The other day, I was looking at an enterprise architecture diagram, and it actually showed a connection between the marketing database, the Hadoop server and the data warehouse. My response can be summed up in two ways. First, I was amazed! Second, I was very interested on how this customer uses Hadoop.
Here is what I found:
- The Hadoop server was purchased for a specific function in analyzing marketing campaigns created for the customers and prospects identified for this corporation.
- The Hadoop server receives files from the marketing database on a weekly basis. Data management activities such as identifying formats, file types, and relationships are sometimes over looked. And, getting the data "ready" is very time consuming and, at times, very complex.
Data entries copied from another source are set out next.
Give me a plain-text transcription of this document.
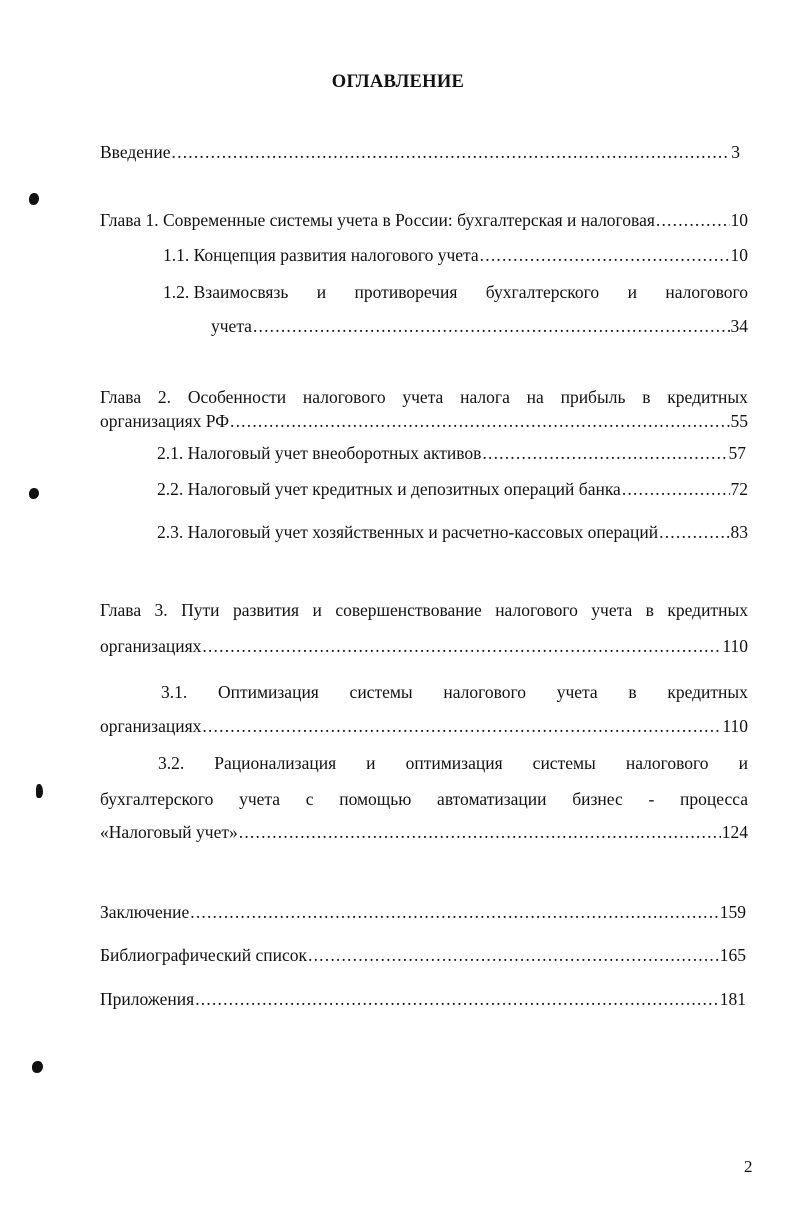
ОГЛАВЛЕНИЕ
Введение .....	3
Глава 1. Современные системы учета в России: бухгалтерская и налоговая .....	10
1.1. Концепция развития налогового учета .....	10
1.2. Взаимосвязь и противоречия бухгалтерского и налогового
учета .....	34
Глава 2. Особенности налогового учета налога на прибыль в кредитных
организациях РФ .....	55
2.1. Налоговый учет внеоборотных активов .....	57
2.2. Налоговый учет кредитных и депозитных операций банка .....	72
2.3. Налоговый учет хозяйственных и расчетно-кассовых операций .....	83
Глава 3. Пути развития и совершенствование налогового учета в кредитных
организациях .....	110
3.1. Оптимизация системы налогового учета в кредитных
организациях .....	110
3.2. Рационализация и оптимизация системы налогового и
бухгалтерского учета с помощью автоматизации бизнес - процесса
«Налоговый учет» .....	124
Заключение .....	159
Библиографический список .....	165
Приложения .....	181
2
- There are two full time people working on the Hadoop solution.
- The data warehouse receives the analysis results for reporting and further analysis in a structured data format.
- Customized marketing campaigns are created in the marketing database, based on analysis received from Hadoop and reporting in the data warehouse. Thus, it creates a full cycle of information for the enterprise.
I was impressed that this company had purchased the technology for a reason, implemented for success, and are now gaining market share based on the analysis from the Hadoop and the data warehouse. The only feedback, after my review was this:
- They may want to consider doing some sampling of data from the sources for Hadoop (especially if they are going to include external data sources). Then, they can structure data and use a profiling/data quality tool to understand any relationships prior to load to ascertain the readiness for Hadoop.
- This will also allow them to understand any key relationships between the data sources, as well as, a quick view of the data quality. Most external data sources can have a very low sense of data quality.
2 Comments
Joyce,
We have a similar situation with our implementation of SAS Visual Analytics and Hadoop. First our Data Management and ETL processes are handled within SAS Data Management, the data is offloaded into an Oracle database and then a nightly job sweeps through Oracle to pick up any new data. Depending on the file/table size, data is then loaded directly into memory in the SAS LASR server or into Hadoop.
Our marketing department uses SAS Visual Analytics to analyze the effectiveness of their marketing campaigns from when the email was sent all the way until a sales opportunity closes.
I would be happy to discuss this further if more information is requested.
-shawn
Shawn - thank you for your input.